Student dissatisfaction with feedback has been a prominent feature of the National Student Survey for the past two years. In the 2006 survey, 49% of respondents said that feedback was slow and unhelpful, prompting Bill Rammell, the Higher Education Minister, to say in response that he hoped institutions would ‘look long and hard at assessment and feedback’ (Shepherd, THES, 2006). This dissatisfaction is all the more disturbing given the prominence of feedback in pedagogic theory: as Laurillard (1993, p. 61) has said, 'action without feedback is completely unproductive for the learner'. This principle applies throughout our lives as well as in educational settings: we use intrinsic and extrinsic feedback to guide our actions and the development of our thoughts, values and ways-of-being.

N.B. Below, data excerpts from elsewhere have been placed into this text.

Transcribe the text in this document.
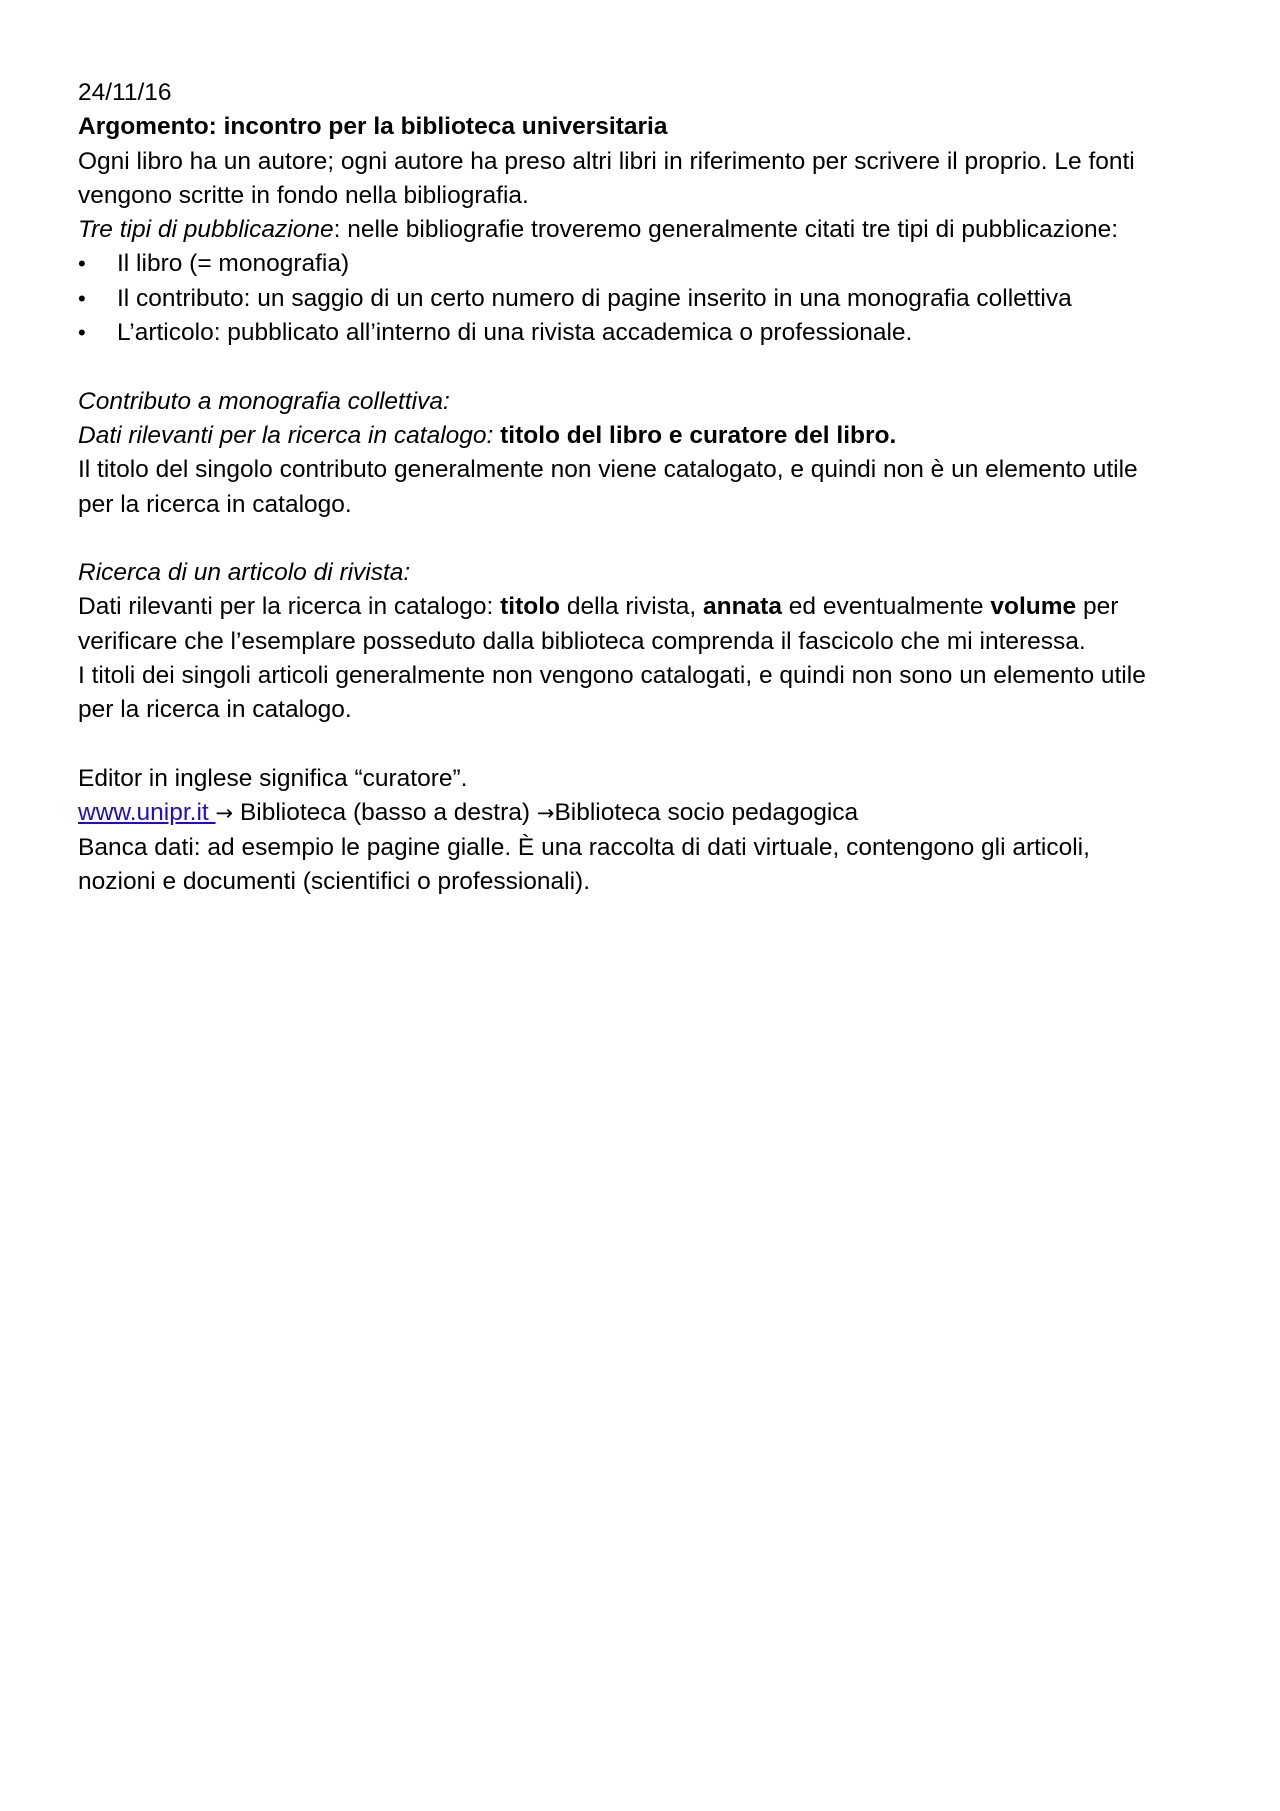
24/11/16

Argomento: incontro per la biblioteca universitaria

Ogni libro ha un autore; ogni autore ha preso altri libri in riferimento per scrivere il proprio. Le fonti

vengono scritte in fondo nella bibliografia.

Tre tipi di pubblicazione: nelle bibliografie troveremo generalmente citati tre tipi di pubblicazione:

•	Il libro (= monografia)
•	Il contributo: un saggio di un certo numero di pagine inserito in una monografia collettiva
•	L’articolo: pubblicato all’interno di una rivista accademica o professionale.

Contributo a monografia collettiva:

Dati rilevanti per la ricerca in catalogo: titolo del libro e curatore del libro.

Il titolo del singolo contributo generalmente non viene catalogato, e quindi non è un elemento utile

per la ricerca in catalogo.

Ricerca di un articolo di rivista:

Dati rilevanti per la ricerca in catalogo: titolo della rivista, annata ed eventualmente volume per

verificare che l’esemplare posseduto dalla biblioteca comprenda il fascicolo che mi interessa.

I titoli dei singoli articoli generalmente non vengono catalogati, e quindi non sono un elemento utile

per la ricerca in catalogo.

Editor in inglese significa “curatore”.

www.unipr.it → Biblioteca (basso a destra) →Biblioteca socio pedagogica

Banca dati: ad esempio le pagine gialle. È una raccolta di dati virtuale, contengono gli articoli,

nozioni e documenti (scientifici o professionali).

Whether practitioners adopts a neo-behaviourist, cognitivist, socio-constructivist or postmodern perspective on learning, feedback has a central role to play: as
reinforcement; as information from which to correct 'errors'; as guidance on sociallyconstructed standards; or as an indicator of appropriate discourse (Askew and Lodge, 2000; Fenwick, 2000). Feedback is essential to our lifelong development but its importance is perhaps greatest (and most visible) during periods of formal education: at these times, students are primed to expect assessment feedback from knowledgeable others, and to develop skills of self-assessment for themselves.